Finetuning Microservices Overview#
TAO Toolkit offers a new interface. The Fine-Tuning Micro-Service (FTMS) is TAO Toolkit’s new interface for accelerating model training without the overhead of setting up and managing the compute infrastructure. This new interface makes it easy to offer a managed training service to your development teams. It automates model fine-tuning flows, and improves user experience for non-domain experts, avoiding training flow intricacies and reducing significantly user input mistakes. It also makes it easy to integrate into other applications and MLOps services.
If you are looking on using this version of TAO Toolkit with the legacy TAO Launcher CLI, please refer to TAO Launcher. Or directly with DNN containers, please refer to Working With The Containers.
The following diagram depicts the high-level architecture where a remote client accesses an API allowing to train, optimize and test your model, as well as augment and annotate your data. This version of FTMS includes AutoML. Given a dataset and pretrained model, AutoML hyper parameters optimization finds the best parameters for better accuracy using Bayesian or Hyperband algorithms.

The FTMS securely accesses remotely stored datasets and pushes experiment artifacts to your remote storage.
Actions such as train, evaluate, prune, retrain, export, and inference can be spawned using API calls. For each action, you can request the action’s default parameters, update said parameters to your liking, then pass them while running the action. The specs are in the JSON format.
The service exposes a Job API endpoint that allows you to cancel, download, and monitor jobs. Job API endpoints also provide useful information such as epoch number, accuracy, loss values, and ETA.

The supported backend compute platforms are Local (bare-metal), public Cloud Service Providers (AWS, Azure, GCP, OCI) and NVIDIA’s own NVCF (dgx-cloud, run.ai).
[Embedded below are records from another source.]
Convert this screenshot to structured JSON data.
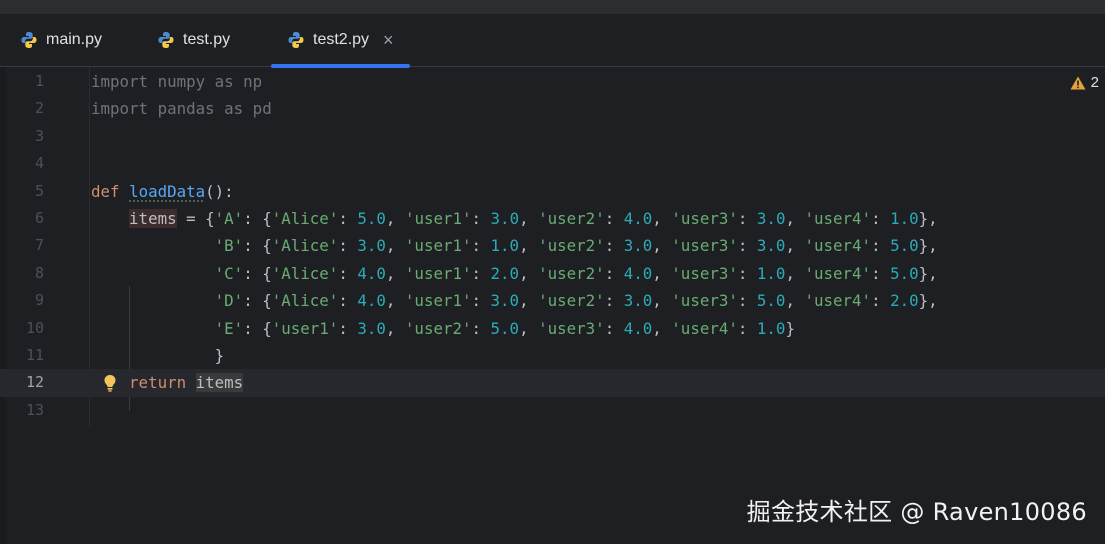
{
  "tabs": [
    {
      "label": "main.py",
      "icon": "python-icon"
    },
    {
      "label": "test.py",
      "icon": "python-icon"
    },
    {
      "label": "test2.py",
      "icon": "python-icon",
      "active": true
    }
  ],
  "tab_close": "×",
  "inspection": {
    "warning_count": "2",
    "icon": "warning-icon"
  },
  "code": {
    "l1": {
      "num": "1",
      "a": "import numpy as np"
    },
    "l2": {
      "num": "2",
      "a": "import pandas as pd"
    },
    "l3": {
      "num": "3"
    },
    "l4": {
      "num": "4"
    },
    "l5": {
      "num": "5",
      "kw": "def",
      "fn": "loadData",
      "rest": "():"
    },
    "l6": {
      "num": "6",
      "var": "items",
      "eq": " = {",
      "key": "'A'",
      "body": ": {",
      "k1": "'Alice'",
      "v1": "5.0",
      "k2": "'user1'",
      "v2": "3.0",
      "k3": "'user2'",
      "v3": "4.0",
      "k4": "'user3'",
      "v4": "3.0",
      "k5": "'user4'",
      "v5": "1.0",
      "end": "},"
    },
    "l7": {
      "num": "7",
      "key": "'B'",
      "k1": "'Alice'",
      "v1": "3.0",
      "k2": "'user1'",
      "v2": "1.0",
      "k3": "'user2'",
      "v3": "3.0",
      "k4": "'user3'",
      "v4": "3.0",
      "k5": "'user4'",
      "v5": "5.0",
      "end": "},"
    },
    "l8": {
      "num": "8",
      "key": "'C'",
      "k1": "'Alice'",
      "v1": "4.0",
      "k2": "'user1'",
      "v2": "2.0",
      "k3": "'user2'",
      "v3": "4.0",
      "k4": "'user3'",
      "v4": "1.0",
      "k5": "'user4'",
      "v5": "5.0",
      "end": "},"
    },
    "l9": {
      "num": "9",
      "key": "'D'",
      "k1": "'Alice'",
      "v1": "4.0",
      "k2": "'user1'",
      "v2": "3.0",
      "k3": "'user2'",
      "v3": "3.0",
      "k4": "'user3'",
      "v4": "5.0",
      "k5": "'user4'",
      "v5": "2.0",
      "end": "},"
    },
    "l10": {
      "num": "10",
      "key": "'E'",
      "k1": "'user1'",
      "v1": "3.0",
      "k2": "'user2'",
      "v2": "5.0",
      "k3": "'user3'",
      "v3": "4.0",
      "k4": "'user4'",
      "v4": "1.0",
      "end": "}"
    },
    "l11": {
      "num": "11",
      "a": "}"
    },
    "l12": {
      "num": "12",
      "kw": "return",
      "var": "items"
    },
    "l13": {
      "num": "13"
    }
  },
  "watermark": "掘金技术社区 @ Raven10086",
  "colors": {
    "background": "#1e1f22",
    "keyword": "#cf8e6d",
    "function": "#56a8f5",
    "string": "#6aab73",
    "number": "#2aacb8",
    "tab_active_underline": "#3574f0"
  }
}
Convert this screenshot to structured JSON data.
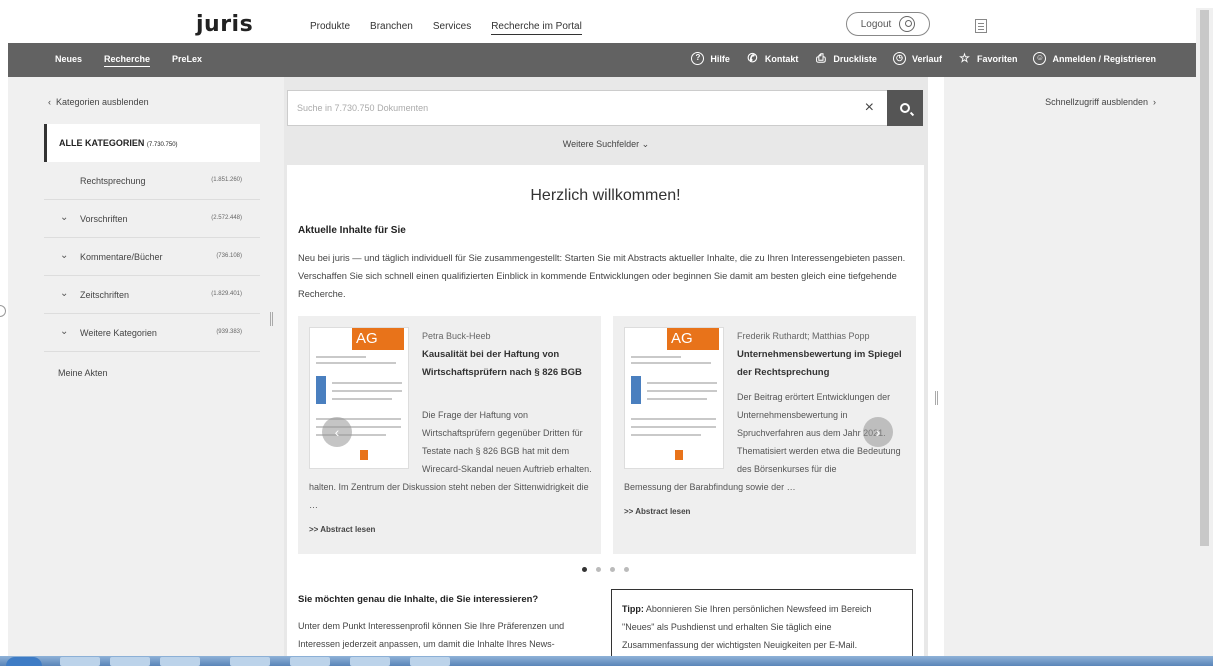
{
  "brand": {
    "logo": "juris"
  },
  "top_nav": [
    "Produkte",
    "Branchen",
    "Services",
    "Recherche im Portal"
  ],
  "logout_label": "Logout",
  "dark_nav": {
    "left": [
      "Neues",
      "Recherche",
      "PreLex"
    ],
    "right": [
      "Hilfe",
      "Kontakt",
      "Druckliste",
      "Verlauf",
      "Favoriten",
      "Anmelden / Registrieren"
    ]
  },
  "sidebar": {
    "hide_label": "Kategorien ausblenden",
    "all": {
      "label": "ALLE KATEGORIEN",
      "count": "(7.730.750)"
    },
    "items": [
      {
        "label": "Rechtsprechung",
        "count": "(1.851.260)"
      },
      {
        "label": "Vorschriften",
        "count": "(2.572.448)"
      },
      {
        "label": "Kommentare/Bücher",
        "count": "(736.108)"
      },
      {
        "label": "Zeitschriften",
        "count": "(1.829.401)"
      },
      {
        "label": "Weitere Kategorien",
        "count": "(939.383)"
      }
    ],
    "meine_akten": "Meine Akten"
  },
  "search": {
    "placeholder": "Suche in 7.730.750 Dokumenten",
    "more_fields": "Weitere Suchfelder"
  },
  "welcome": {
    "title": "Herzlich willkommen!",
    "heading": "Aktuelle Inhalte für Sie",
    "intro": "Neu bei juris — und täglich individuell für Sie zusammengestellt: Starten Sie mit Abstracts aktueller Inhalte, die zu Ihren Interessengebieten passen. Verschaffen Sie sich schnell einen qualifizierten Einblick in kommende Entwicklungen oder beginnen Sie damit am besten gleich eine tiefgehende Recherche."
  },
  "cards": [
    {
      "badge": "AG",
      "author": "Petra Buck-Heeb",
      "title": "Kausalität bei der Haftung von Wirtschaftsprüfern nach § 826 BGB",
      "text_side": "Die Frage der Haftung von Wirtschaftsprüfern gegenüber Dritten für Testate nach § 826 BGB hat mit dem Wirecard-Skandal neuen Auftrieb erhalten.",
      "text_full": "halten. Im Zentrum der Diskussion steht neben der Sittenwidrigkeit die …",
      "read_more": ">> Abstract lesen"
    },
    {
      "badge": "AG",
      "author": "Frederik Ruthardt; Matthias Popp",
      "title": "Unternehmensbewertung im Spiegel der Rechtsprechung",
      "text_side": "Der Beitrag erörtert Entwicklungen der Unternehmensbewertung in Spruchverfahren aus dem Jahr 2021. Thematisiert werden etwa die Bedeutung des Börsenkurses für die",
      "text_full": "Bemessung der Barabfindung sowie der …",
      "read_more": ">> Abstract lesen"
    }
  ],
  "carousel": {
    "active_index": 0,
    "total": 4
  },
  "bottom": {
    "heading": "Sie möchten genau die Inhalte, die Sie interessieren?",
    "text": "Unter dem Punkt Interessenprofil können Sie Ihre Präferenzen und Interessen jederzeit anpassen, um damit die Inhalte Ihres News-",
    "tipp_label": "Tipp:",
    "tipp_text": "Abonnieren Sie Ihren persönlichen Newsfeed im Bereich \"Neues\" als Pushdienst und erhalten Sie täglich eine Zusammenfassung der wichtigsten Neuigkeiten per E-Mail."
  },
  "right_panel": {
    "hide_label": "Schnellzugriff ausblenden"
  },
  "colors": {
    "dark_bar": "#626262",
    "accent": "#e8731a",
    "panel_bg": "#f0f0f0"
  }
}
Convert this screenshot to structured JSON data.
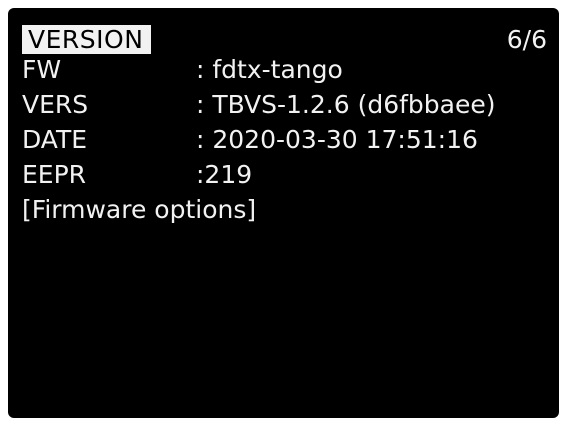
{
  "header": {
    "title": "VERSION",
    "page_indicator": "6/6"
  },
  "info": {
    "fw": {
      "label": "FW",
      "value": ": fdtx-tango"
    },
    "vers": {
      "label": "VERS",
      "value": ": TBVS-1.2.6 (d6fbbaee)"
    },
    "date": {
      "label": "DATE",
      "value": ": 2020-03-30 17:51:16"
    },
    "eepr": {
      "label": "EEPR",
      "value": ":219"
    }
  },
  "firmware_options_label": "[Firmware options]",
  "colors": {
    "background": "#000000",
    "text": "#f2f2f2",
    "title_highlight": "#f2f2f2"
  }
}
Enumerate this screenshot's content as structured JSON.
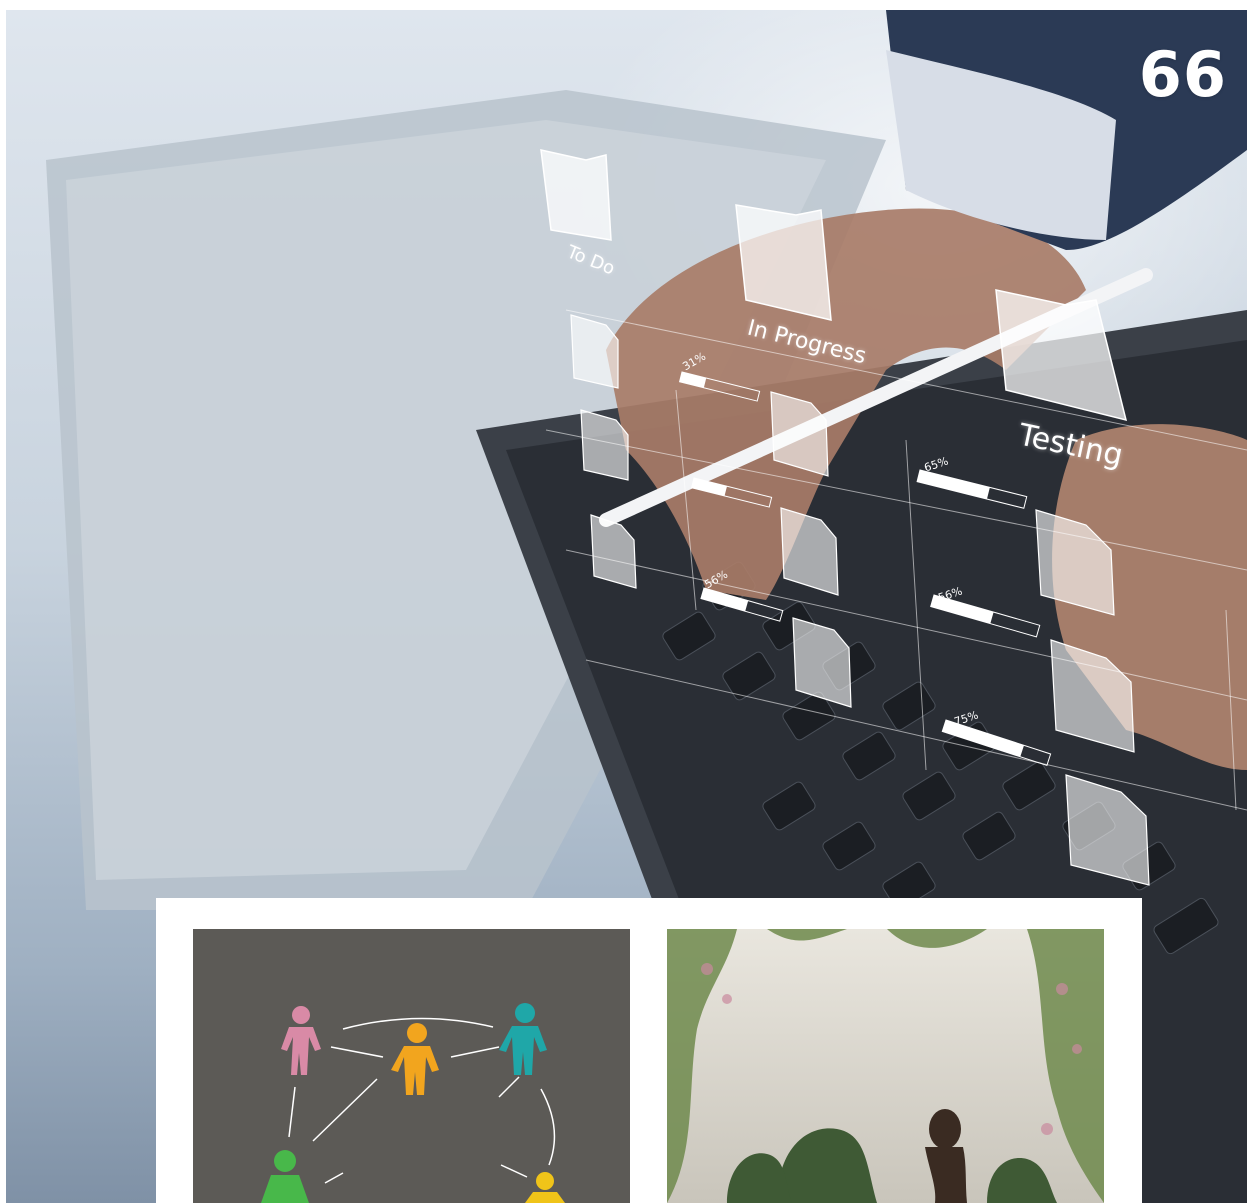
{
  "page_number": "66",
  "hero": {
    "columns": [
      {
        "label": "To Do"
      },
      {
        "label": "In Progress"
      },
      {
        "label": "Testing"
      }
    ],
    "progress": [
      {
        "label": "31%",
        "value": 0.31
      },
      {
        "label": "65%",
        "value": 0.65
      },
      {
        "label": "56%",
        "value": 0.56
      },
      {
        "label": "56%",
        "value": 0.56
      },
      {
        "label": "75%",
        "value": 0.75
      }
    ]
  },
  "colors": {
    "figure_pink": "#d98aa6",
    "figure_orange": "#f2a51e",
    "figure_teal": "#1fa7a8",
    "figure_green": "#48b84a",
    "figure_yellow": "#f0c419",
    "board_gray": "#5c5a56"
  }
}
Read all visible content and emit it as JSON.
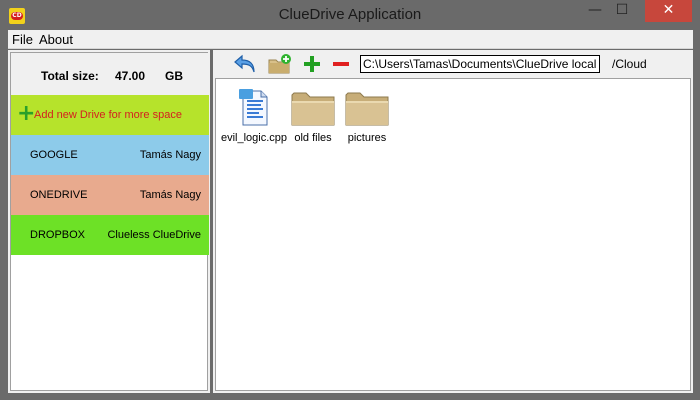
{
  "window": {
    "title": "ClueDrive Application",
    "controls": {
      "minimize": "—",
      "maximize": "☐",
      "close": "✕"
    }
  },
  "menu": {
    "items": [
      "File",
      "About"
    ]
  },
  "sidebar": {
    "total_label": "Total size:",
    "total_value": "47.00",
    "total_unit": "GB",
    "add_drive_label": "Add new Drive for more space",
    "drives": [
      {
        "name": "GOOGLE",
        "owner": "Tamás Nagy",
        "color": "#8dcbea"
      },
      {
        "name": "ONEDRIVE",
        "owner": "Tamás Nagy",
        "color": "#e8aa8e"
      },
      {
        "name": "DROPBOX",
        "owner": "Clueless ClueDrive",
        "color": "#6de126"
      }
    ]
  },
  "toolbar": {
    "icons": [
      "back-arrow-icon",
      "new-folder-icon",
      "add-icon",
      "remove-icon"
    ],
    "local_path": "C:\\Users\\Tamas\\Documents\\ClueDrive local files",
    "cloud_path": "/Cloud"
  },
  "files": [
    {
      "name": "evil_logic.cpp",
      "icon": "code-file-icon"
    },
    {
      "name": "old files",
      "icon": "folder-icon"
    },
    {
      "name": "pictures",
      "icon": "folder-icon"
    }
  ]
}
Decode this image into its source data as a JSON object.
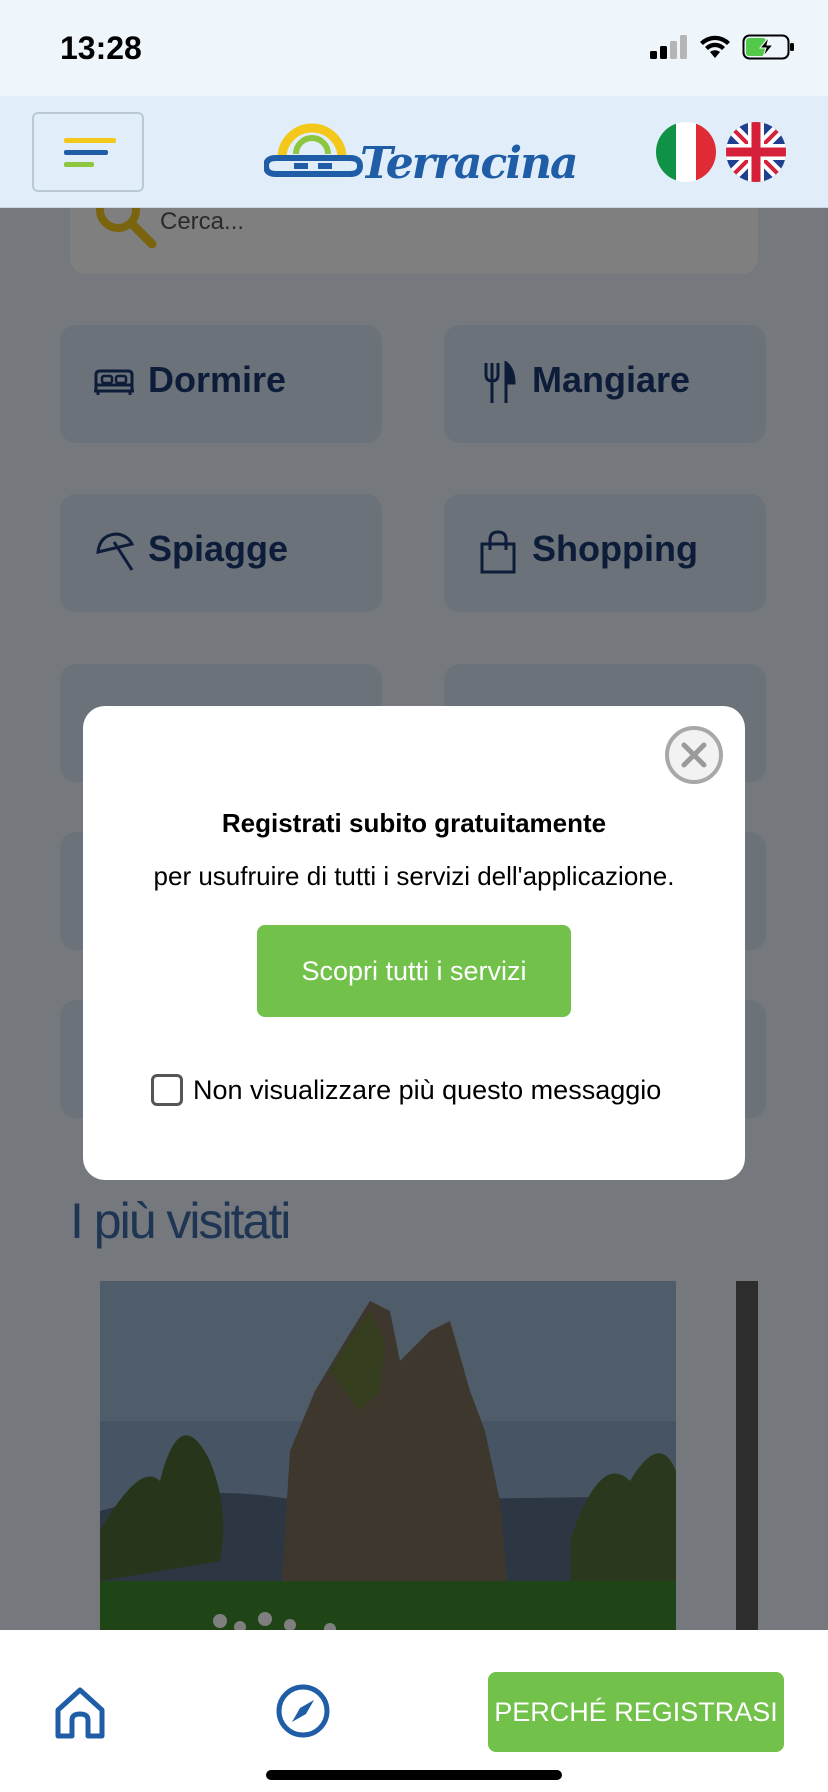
{
  "status_bar": {
    "time": "13:28"
  },
  "header": {
    "logo_text": "Terracina",
    "colors": {
      "header_bg": "#e1edf8",
      "brand_blue": "#1f5da6",
      "brand_yellow": "#f4c81a",
      "brand_green": "#8dc63f"
    }
  },
  "main": {
    "search_placeholder": "Cerca...",
    "categories": [
      {
        "label": "Dormire",
        "icon": "bed-icon"
      },
      {
        "label": "Mangiare",
        "icon": "fork-knife-icon"
      },
      {
        "label": "Spiagge",
        "icon": "umbrella-icon"
      },
      {
        "label": "Shopping",
        "icon": "shopping-bag-icon"
      }
    ],
    "section_title": "I più visitati"
  },
  "modal": {
    "title": "Registrati subito gratuitamente",
    "subtitle": "per usufruire di tutti i servizi dell'applicazione.",
    "cta_label": "Scopri tutti i servizi",
    "checkbox_label": "Non visualizzare più questo messaggio",
    "checkbox_checked": false,
    "cta_color": "#72c14b"
  },
  "bottom_bar": {
    "register_label": "PERCHÉ REGISTRASI",
    "icons": [
      "home-icon",
      "compass-icon"
    ]
  }
}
The FTMS service is a secure multi-tenant service for NVIDIA NGC users that runs on a standard Kubernetes cluster and is deployed using a Helm chart.
Beside host machines and GPUs (nodes), FTMS depends on Kubernetes and NVIDIA’s GPU Operator. These can come from CSPs’ own Managed Kubernetes offerings, from NVIDIA’s own NVCF service or manually installed on your local (bare-metal) cluster.
FTMS deployment depends on the chosen compute platform
For local (bare-metal) deployment, please refer to Bare-Metal Setup.
For Amazon AWS EKS, please refer to EKS Setup.
For Azure, please refer to AKS Setup.
For Google Cloud Platform, please refer to GKE Setup.
For NVIDIA’s own NVCF (dgx-cloud, run.ai), please refer to NVCF Setup.
After FTMS deployment, one can access the API’s OpenAPI specs from /swagger or /redoc, and download notebooks using /tao_api_notebooks.zip.
If deployed outside of NVIDIA’s NVCF platform, FTMS also offers a Remote Client CLI.